Jedoch er litt darunter bis zu einem kaum mehr erträglichen Grad. Es war das Unsinnige und Verlogene dieser Dinge, worunter er litt. Handelten sie so, weil sie so stark im Glauben waren? Nein. Glaubte er an jene Unterschiede der Rasse, welche sie glauben machten? Nein. Er fühlte sich heimatlich auf dem Boden, der ihn nährte, verpflichtet der Not und dem Glück des Volkes, Herz an Herz geschlossen an ihre Besten und geistig geformt durch ihre Sprache, ihre Ideen und ihre Ideale.

Alles andere war Lüge. Sie wußten, daß es Lüge war, aber sie schmiedeten aus seinem eigenen Stolz eine Waffe gegen ihn. Es war Plan und böser Wille, seine durch Leistung und Enthusiasmus bewiesene Zugehörigkeit zu leugnen und zu übersehen.

Bündnisse zu knüpfen, Gleichgesinnte zu suchen und in Verbrüderungen zu wirken verschmähte er. Er wollte nicht in unfruchtbare und phrasenhafte Gemeinschaftsbestrebungen gerissen werden, und trotzig und einsam erklärte er seinen Fall vor sich selbst für einen einzelnen. Da es seinen schmerzlichen Zustand nicht linderte, sondern verschärfte, wenn er andere, ähnliche Schicksale mit seinem verglich, unterließ er die Vergleiche wie auch alle Erwägungen, die dem Verhalten der ihm gegenüberstehenden Welt wenigstens einen Anschein von Gerechtigkeit geben konnten.

Dafür wuchs eine Sehnsucht in seiner Brust, die von Tag zu Tag festere Gestalt annahm und allmählich zu einem bestimmten und unwiderruflichen Entschluß wurde.

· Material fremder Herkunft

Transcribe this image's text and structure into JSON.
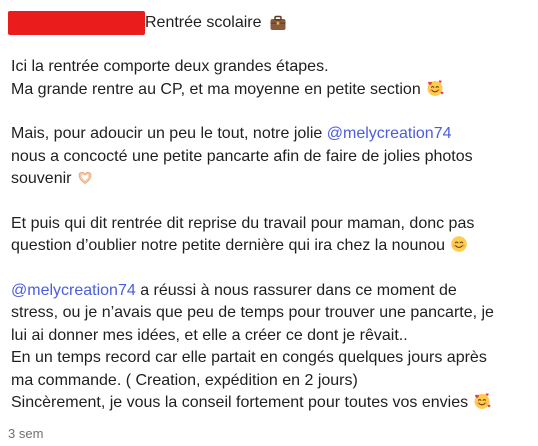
{
  "post": {
    "title": "Rentrée scolaire",
    "title_icon": "briefcase-icon",
    "paragraphs": [
      {
        "lines": [
          {
            "text": "Ici la rentrée comporte deux grandes étapes."
          },
          {
            "text": "Ma grande rentre au CP, et ma moyenne en petite section",
            "emoji": "smiling-face-with-hearts-icon"
          }
        ]
      },
      {
        "lines": [
          {
            "before": "Mais, pour adoucir un peu le tout, notre jolie ",
            "mention": "@melycreation74"
          },
          {
            "text": "nous a concocté une petite pancarte afin de faire de jolies photos"
          },
          {
            "text": "souvenir",
            "emoji": "heart-hands-icon"
          }
        ]
      },
      {
        "lines": [
          {
            "text": "Et puis qui dit rentrée dit reprise du travail pour maman, donc pas"
          },
          {
            "text": "question d’oublier notre petite dernière qui ira chez la nounou",
            "emoji": "smiling-face-with-smiling-eyes-icon"
          }
        ]
      },
      {
        "lines": [
          {
            "mention": "@melycreation74",
            "after": " a réussi à nous rassurer dans ce moment de"
          },
          {
            "text": "stress, ou je n’avais que peu de temps pour trouver une pancarte, je"
          },
          {
            "text": "lui ai donner mes idées, et elle a créer ce dont je rêvait.."
          },
          {
            "text": "En un temps record car elle partait en congés quelques jours après"
          },
          {
            "text": "ma commande. ( Creation, expédition en 2 jours)"
          },
          {
            "text": "Sincèrement, je vous la conseil fortement pour toutes vos envies",
            "emoji": "smiling-face-with-hearts-icon"
          }
        ]
      }
    ],
    "timestamp": "3 sem"
  }
}
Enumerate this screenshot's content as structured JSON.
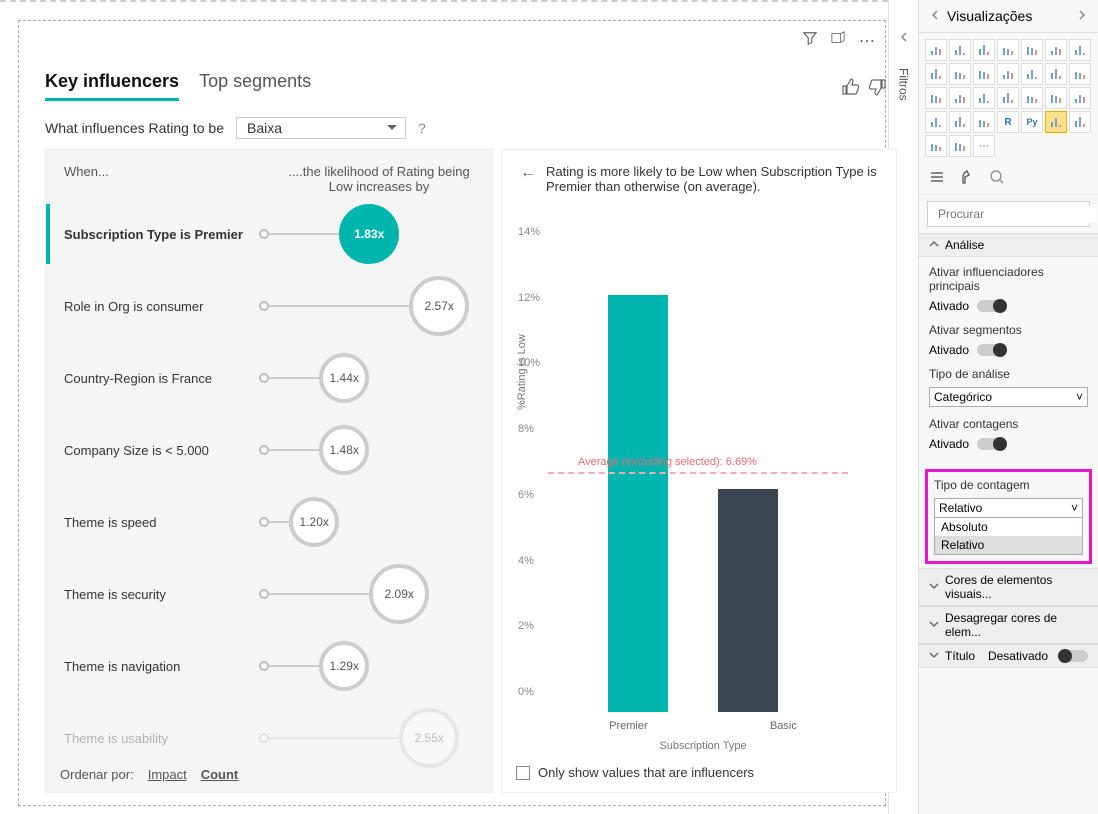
{
  "canvas": {
    "toolbar": {
      "filter": "⧩",
      "focus": "⧉",
      "more": "⋯"
    }
  },
  "visual": {
    "tabs": {
      "key_influencers": "Key influencers",
      "top_segments": "Top segments"
    },
    "thumbs_up": "👍",
    "thumbs_down": "👎",
    "question_prefix": "What influences Rating to be",
    "dropdown_value": "Baixa",
    "help": "?",
    "left_header": {
      "when": "When...",
      "likelihood": "....the likelihood of Rating being Low increases by"
    },
    "influencers": [
      {
        "label": "Subscription Type is Premier",
        "value": "1.83x",
        "selected": true,
        "pos": 80,
        "size": "big"
      },
      {
        "label": "Role in Org is consumer",
        "value": "2.57x",
        "selected": false,
        "pos": 150,
        "size": "big"
      },
      {
        "label": "Country-Region is France",
        "value": "1.44x",
        "selected": false,
        "pos": 60,
        "size": ""
      },
      {
        "label": "Company Size is < 5.000",
        "value": "1.48x",
        "selected": false,
        "pos": 60,
        "size": ""
      },
      {
        "label": "Theme is speed",
        "value": "1.20x",
        "selected": false,
        "pos": 30,
        "size": ""
      },
      {
        "label": "Theme is security",
        "value": "2.09x",
        "selected": false,
        "pos": 110,
        "size": "big"
      },
      {
        "label": "Theme is navigation",
        "value": "1.29x",
        "selected": false,
        "pos": 60,
        "size": ""
      },
      {
        "label": "Theme is usability",
        "value": "2.55x",
        "selected": false,
        "pos": 140,
        "size": "big",
        "faded": true
      }
    ],
    "sort": {
      "prefix": "Ordenar por:",
      "impact": "Impact",
      "count": "Count"
    },
    "detail": {
      "back": "←",
      "text": "Rating is more likely to be Low when Subscription Type is Premier than otherwise (on average).",
      "y_axis_label": "%Rating is Low",
      "x_axis_label": "Subscription Type",
      "avg_label": "Average (excluding selected): 6.69%",
      "checkbox_label": "Only show values that are influencers"
    }
  },
  "chart_data": {
    "type": "bar",
    "categories": [
      "Premier",
      "Basic"
    ],
    "values": [
      12.7,
      6.8
    ],
    "avg_line": 6.69,
    "avg_label": "Average (excluding selected): 6.69%",
    "ylim": [
      0,
      14
    ],
    "y_ticks": [
      0,
      2,
      4,
      6,
      8,
      10,
      12,
      14
    ],
    "ylabel": "%Rating is Low",
    "xlabel": "Subscription Type",
    "colors": [
      "#00b5ad",
      "#3a4750"
    ]
  },
  "rail": {
    "filters": "Filtros"
  },
  "panel": {
    "title": "Visualizações",
    "search_placeholder": "Procurar",
    "analysis": {
      "header": "Análise",
      "enable_ki": "Ativar influenciadores principais",
      "enable_seg": "Ativar segmentos",
      "analysis_type": "Tipo de análise",
      "analysis_type_value": "Categórico",
      "enable_counts": "Ativar contagens",
      "count_type": "Tipo de contagem",
      "count_type_value": "Relativo",
      "count_options": {
        "absolute": "Absoluto",
        "relative": "Relativo"
      },
      "on": "Ativado",
      "off": "Desativado"
    },
    "sections": {
      "colors": "Cores de elementos visuais...",
      "drill": "Desagregar cores de elem...",
      "title": "Título"
    }
  }
}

Um diese Zeit machte er die Bekanntschaft Daniels, und durch ihn wurde er wieder zu den Menschen geführt. Vom ersten Augenblick an spürte er das Ungemeine in ihm, ja etwas völlig Neues, das er bis dahin noch nicht erfahren hatte. Schon seine äußere Bedrängnis forderte zur Tätigkeit auf und seine innere Bewegtheit ließ den Mitfühlenden niemals ruhen.

Ihm zu helfen war nicht leicht; er stieß jede Gabe zurück, der er keine Leistung entgegenzusetzen hatte. Man mußte ihn erst von der Pflicht und Schuldigkeit überzeugen, die dem Freund am Geschick des Freundes erwächst, und man mußte ihm erlauben, theoretisch undankbar zu sein.

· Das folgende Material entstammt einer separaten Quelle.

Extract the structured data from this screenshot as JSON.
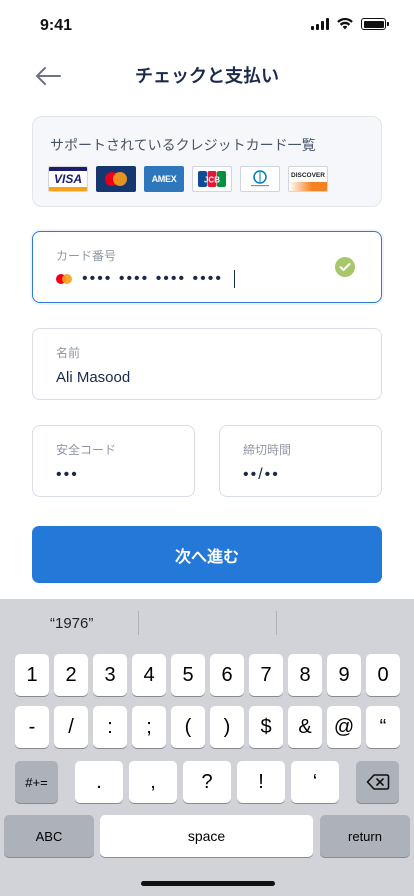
{
  "status_bar": {
    "time": "9:41"
  },
  "header": {
    "title": "チェックと支払い",
    "back_icon": "arrow-left-icon"
  },
  "supported_cards": {
    "title": "サポートされているクレジットカード一覧",
    "logos": [
      {
        "name": "visa",
        "label": "VISA"
      },
      {
        "name": "mastercard",
        "label": ""
      },
      {
        "name": "amex",
        "label": "AMEX"
      },
      {
        "name": "jcb",
        "label": "JCB"
      },
      {
        "name": "diners-club",
        "label": ""
      },
      {
        "name": "discover",
        "label": "DISCOVER"
      }
    ]
  },
  "form": {
    "card_number": {
      "label": "カード番号",
      "value": "•••• •••• •••• ••••",
      "valid": true
    },
    "name": {
      "label": "名前",
      "value": "Ali Masood"
    },
    "security_code": {
      "label": "安全コード",
      "value": "•••"
    },
    "expiry": {
      "label": "締切時間",
      "value": "••/••"
    }
  },
  "next_button": {
    "label": "次へ進む"
  },
  "keyboard": {
    "suggestions": [
      "“1976”",
      "",
      ""
    ],
    "row1": [
      "1",
      "2",
      "3",
      "4",
      "5",
      "6",
      "7",
      "8",
      "9",
      "0"
    ],
    "row2": [
      "-",
      "/",
      ":",
      ";",
      "(",
      ")",
      "$",
      "&",
      "@",
      "“"
    ],
    "row3_left": "#+=",
    "row3": [
      ".",
      ",",
      "?",
      "!",
      "‘"
    ],
    "row3_right_icon": "backspace-icon",
    "abc_label": "ABC",
    "space_label": "space",
    "return_label": "return"
  },
  "colors": {
    "primary": "#2479d8",
    "text_dark": "#1b2a4a",
    "valid_check": "#a7c76a",
    "keyboard_bg": "#d1d3d9"
  }
}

Es gelang den Anstrengungen Bendas und seiner Mutter, ihm bei einigen Bürgerfamilien Unterrichtsstunden zu verschaffen. Er mußte kleine Knaben und Mädchen das Klavierspiel lehren, und war der Lohn auch nicht groß, so wurde die schlimmste Not doch beseitigt.

Nach der Arbeit des Tages schlossen die Abende und Nächte sie in langem Beisammensein immer fester aneinander.